Une petite critique vite fait pour répondre à la moitié des critiques qui présentent ce bouquin uniquement comme un brulot trash (ce qu'il est, mais il est loin de n'être que ça) qui dégueule sur toutes les stars d'Hollywood (ce qu'il ne fait quasiment jamais). Ceux qui prétendent qu'Anger a écrit ce bouquin pour déverser sa bile sur des stars déchues ne savent pas lire. L'auteur passe son temps à défendre ces stars brisées par le rouleau compresseur Hollywoodien et s'émeut de leur destin tragique. Il y a de la cruauté dans son texte mais c'est la cruauté de leur sort comme lorsqu'il évoque le déclin d'une actrice par cette formule lapidaire à la fois pleine d'humour noir et de désespoir : "Quelques années plus tard, elle fut plaquée à la fois par le prince, la Paramount et la popularité". Il s'en prend uniquement à ceux qui sont déjà considérés unanimement comme des ordures : les deux sorcières abjectes des chroniques mondaines salissant régulièrement les stars en dévoilant ragots sur ragot, Louella Parsons et Hedda Hopper, le producteurs Louis Mayer, le magnat de la presse William Randoph Hearst, Hays, les censeurs et les moralistes. Les portraits qu'il brosse de ces stars déchues est souvent émouvant. Il fait de Frances Farmer une sainte martyre par exemple, Mae west est glorifiée pour son culot et sa détermination dans son combat contre les censeurs. La déchéance de certains comme la star du muet John Gilbert est présentée comme un complot de Louis Mayer qui a volontairement fait trafiquer les enregistrements sonores de l'acteur pour que le public se détourne de lui au moment du passage au parlant en dévirilisant sa voix, ce qui est un succès, l'acteur laché par Hollywood se suicidantà petits feux à l'alcool. Même quand ils ont un procès, il les défend : si le procureur s'obstine à poursuivre Errol Flynn pour détournement de mineure c'est parce que le producteur Jack Warner n'a pas distribué de pots de vin aux nouveaux patrons de la police et de mairie de Los Angeles. Quant à Chaplin qui se marie avec une lolita de 16 ans c'est un complot de la mère cupide de cette dernière qui a tout fait pour la mettre entre les pates pour récupérer le pactole. La seule star qui passe vraiment pour un porc dégueulasse est Fatty qui a tué une actrice en lui introduisant une bouteille dans le vagin et continué à faire la fête alors qu'elle agonisait. De l'humour et de la tendresse il y en a partout.

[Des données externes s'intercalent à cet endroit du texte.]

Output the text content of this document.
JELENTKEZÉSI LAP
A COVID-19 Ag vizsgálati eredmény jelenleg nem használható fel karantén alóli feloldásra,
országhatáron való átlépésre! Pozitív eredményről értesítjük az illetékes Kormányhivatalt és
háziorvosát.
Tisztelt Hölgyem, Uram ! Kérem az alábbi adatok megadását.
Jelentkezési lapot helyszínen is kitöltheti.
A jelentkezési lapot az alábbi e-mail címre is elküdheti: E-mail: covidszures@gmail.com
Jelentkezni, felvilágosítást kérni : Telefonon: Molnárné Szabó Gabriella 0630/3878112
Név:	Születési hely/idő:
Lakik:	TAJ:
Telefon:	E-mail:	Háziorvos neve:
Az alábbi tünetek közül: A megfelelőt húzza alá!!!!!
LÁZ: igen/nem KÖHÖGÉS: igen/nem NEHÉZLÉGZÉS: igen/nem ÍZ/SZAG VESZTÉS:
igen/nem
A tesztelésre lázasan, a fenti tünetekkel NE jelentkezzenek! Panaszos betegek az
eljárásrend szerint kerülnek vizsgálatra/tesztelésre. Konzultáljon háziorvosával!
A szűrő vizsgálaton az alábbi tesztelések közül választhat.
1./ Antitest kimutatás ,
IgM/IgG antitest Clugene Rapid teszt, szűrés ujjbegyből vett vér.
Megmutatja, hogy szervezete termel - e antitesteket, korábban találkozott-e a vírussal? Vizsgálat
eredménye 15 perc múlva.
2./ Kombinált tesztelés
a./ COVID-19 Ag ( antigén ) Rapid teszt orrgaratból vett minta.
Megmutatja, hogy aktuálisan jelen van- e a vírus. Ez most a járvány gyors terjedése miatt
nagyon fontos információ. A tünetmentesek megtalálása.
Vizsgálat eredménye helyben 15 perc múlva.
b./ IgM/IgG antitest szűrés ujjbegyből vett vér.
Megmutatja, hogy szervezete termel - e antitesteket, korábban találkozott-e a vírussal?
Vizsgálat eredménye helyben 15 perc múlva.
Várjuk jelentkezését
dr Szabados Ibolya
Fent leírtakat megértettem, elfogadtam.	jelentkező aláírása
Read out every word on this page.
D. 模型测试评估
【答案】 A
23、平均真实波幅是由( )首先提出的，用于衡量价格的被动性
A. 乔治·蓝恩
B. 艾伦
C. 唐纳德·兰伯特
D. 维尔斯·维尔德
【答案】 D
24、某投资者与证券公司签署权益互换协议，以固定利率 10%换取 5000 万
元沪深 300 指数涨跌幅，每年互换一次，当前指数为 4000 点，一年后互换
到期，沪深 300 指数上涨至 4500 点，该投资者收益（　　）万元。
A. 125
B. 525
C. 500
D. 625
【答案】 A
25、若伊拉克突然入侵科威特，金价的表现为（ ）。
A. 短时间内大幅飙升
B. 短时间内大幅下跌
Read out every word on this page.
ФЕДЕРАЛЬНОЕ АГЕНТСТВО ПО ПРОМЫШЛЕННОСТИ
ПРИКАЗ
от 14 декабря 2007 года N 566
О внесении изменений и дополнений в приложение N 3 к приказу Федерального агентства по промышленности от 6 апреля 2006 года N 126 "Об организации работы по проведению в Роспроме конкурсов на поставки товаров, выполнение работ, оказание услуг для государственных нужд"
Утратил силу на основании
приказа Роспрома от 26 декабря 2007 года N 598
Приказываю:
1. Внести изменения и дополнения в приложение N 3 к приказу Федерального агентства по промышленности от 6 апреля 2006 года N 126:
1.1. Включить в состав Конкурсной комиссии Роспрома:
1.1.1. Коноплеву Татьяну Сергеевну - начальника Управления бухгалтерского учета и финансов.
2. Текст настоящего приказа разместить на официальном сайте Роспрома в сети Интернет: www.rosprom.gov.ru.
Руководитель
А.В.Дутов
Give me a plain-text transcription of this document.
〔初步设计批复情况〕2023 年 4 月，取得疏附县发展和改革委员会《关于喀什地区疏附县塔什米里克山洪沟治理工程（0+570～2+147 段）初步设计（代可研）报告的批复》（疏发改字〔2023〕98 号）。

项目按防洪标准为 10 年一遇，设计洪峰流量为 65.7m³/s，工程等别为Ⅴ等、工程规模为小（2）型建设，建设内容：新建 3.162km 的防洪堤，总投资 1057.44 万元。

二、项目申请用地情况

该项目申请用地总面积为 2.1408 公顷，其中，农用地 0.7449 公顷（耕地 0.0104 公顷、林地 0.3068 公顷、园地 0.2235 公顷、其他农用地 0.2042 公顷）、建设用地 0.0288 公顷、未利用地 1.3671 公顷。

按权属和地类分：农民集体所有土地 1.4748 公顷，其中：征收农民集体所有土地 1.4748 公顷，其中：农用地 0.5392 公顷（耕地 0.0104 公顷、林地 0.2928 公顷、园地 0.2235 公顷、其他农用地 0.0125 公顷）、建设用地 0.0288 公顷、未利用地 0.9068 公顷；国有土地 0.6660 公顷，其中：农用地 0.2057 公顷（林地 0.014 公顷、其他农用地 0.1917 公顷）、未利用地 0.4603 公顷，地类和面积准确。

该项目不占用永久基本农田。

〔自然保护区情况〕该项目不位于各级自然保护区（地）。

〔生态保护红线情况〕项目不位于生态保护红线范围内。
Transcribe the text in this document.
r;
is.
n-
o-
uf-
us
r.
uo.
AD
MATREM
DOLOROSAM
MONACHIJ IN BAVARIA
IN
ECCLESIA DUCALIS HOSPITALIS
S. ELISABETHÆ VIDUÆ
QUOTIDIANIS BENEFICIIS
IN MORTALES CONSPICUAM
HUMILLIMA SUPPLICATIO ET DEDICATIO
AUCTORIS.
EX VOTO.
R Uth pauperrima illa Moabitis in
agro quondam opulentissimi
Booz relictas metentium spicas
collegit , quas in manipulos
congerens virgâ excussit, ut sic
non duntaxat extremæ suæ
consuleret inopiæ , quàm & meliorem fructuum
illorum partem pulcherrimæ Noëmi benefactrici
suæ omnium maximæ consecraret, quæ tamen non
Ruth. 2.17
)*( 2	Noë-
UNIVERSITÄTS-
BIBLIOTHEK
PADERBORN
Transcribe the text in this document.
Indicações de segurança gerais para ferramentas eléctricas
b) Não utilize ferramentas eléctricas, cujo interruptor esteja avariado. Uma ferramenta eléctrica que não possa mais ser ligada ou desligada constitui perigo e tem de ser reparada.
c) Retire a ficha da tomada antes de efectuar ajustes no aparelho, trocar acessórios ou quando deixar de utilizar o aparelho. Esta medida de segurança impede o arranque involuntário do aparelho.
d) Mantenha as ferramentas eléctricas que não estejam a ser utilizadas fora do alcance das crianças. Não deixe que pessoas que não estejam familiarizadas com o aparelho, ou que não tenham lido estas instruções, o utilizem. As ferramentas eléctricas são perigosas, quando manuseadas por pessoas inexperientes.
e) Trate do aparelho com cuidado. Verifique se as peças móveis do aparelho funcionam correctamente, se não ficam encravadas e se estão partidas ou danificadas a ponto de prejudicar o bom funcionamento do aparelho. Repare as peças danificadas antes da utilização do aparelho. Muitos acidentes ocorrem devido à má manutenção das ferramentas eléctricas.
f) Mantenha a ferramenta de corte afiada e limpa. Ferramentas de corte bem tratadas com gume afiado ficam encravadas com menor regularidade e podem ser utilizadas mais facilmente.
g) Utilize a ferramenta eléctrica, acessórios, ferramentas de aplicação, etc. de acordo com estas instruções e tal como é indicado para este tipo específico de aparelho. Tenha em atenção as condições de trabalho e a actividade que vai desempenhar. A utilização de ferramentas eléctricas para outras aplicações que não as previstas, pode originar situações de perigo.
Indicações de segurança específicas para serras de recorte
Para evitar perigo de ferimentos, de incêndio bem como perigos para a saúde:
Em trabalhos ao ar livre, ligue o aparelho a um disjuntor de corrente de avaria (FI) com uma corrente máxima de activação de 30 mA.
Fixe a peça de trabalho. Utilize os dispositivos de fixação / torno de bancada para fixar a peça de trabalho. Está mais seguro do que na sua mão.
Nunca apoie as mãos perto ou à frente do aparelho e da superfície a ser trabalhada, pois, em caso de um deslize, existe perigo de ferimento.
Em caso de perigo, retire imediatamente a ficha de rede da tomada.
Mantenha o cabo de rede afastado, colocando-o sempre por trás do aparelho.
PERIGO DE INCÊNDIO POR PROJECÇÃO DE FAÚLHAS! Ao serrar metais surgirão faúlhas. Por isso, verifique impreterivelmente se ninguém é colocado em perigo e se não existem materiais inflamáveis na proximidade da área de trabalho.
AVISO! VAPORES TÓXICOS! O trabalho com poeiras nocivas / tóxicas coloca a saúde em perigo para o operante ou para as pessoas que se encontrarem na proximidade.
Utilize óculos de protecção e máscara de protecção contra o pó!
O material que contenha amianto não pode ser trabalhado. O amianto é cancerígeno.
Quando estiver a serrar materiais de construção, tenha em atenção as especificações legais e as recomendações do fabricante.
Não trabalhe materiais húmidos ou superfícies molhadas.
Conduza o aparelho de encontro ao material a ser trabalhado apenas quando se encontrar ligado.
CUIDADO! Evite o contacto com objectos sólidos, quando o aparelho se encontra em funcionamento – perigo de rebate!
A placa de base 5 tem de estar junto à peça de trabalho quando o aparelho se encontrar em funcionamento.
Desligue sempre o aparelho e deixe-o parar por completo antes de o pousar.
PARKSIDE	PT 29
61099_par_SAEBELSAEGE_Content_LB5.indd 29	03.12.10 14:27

Je comprends qu'on accuse Anger d'être faux cul en attaquant la presse à sensation qui traine les stars dans la boue en dévoilant la vie privée alors qu'il fait de même sauf que la perspective de l'auteur est tout autre. Il s'oppose justement aux moralistes qui ont détruit les carrières des stars en raison de leur vie privée alors que lui n'émet aucun jugement sur leur vie privée mais par contre attaque de manière virulente ces pères la vertu. Ces stars, il en fait des victimes tragiques du système hollywoodiens à la fois touchantes et grotesques comme Lupe Velez qui après un chagrin d'amour veut se suicider et être retrouvée couchée sur son lit entourée de roses comme la belle au bois dormant et qui finira noyée la tête dans les toilette après avoir vomi ses somnifères.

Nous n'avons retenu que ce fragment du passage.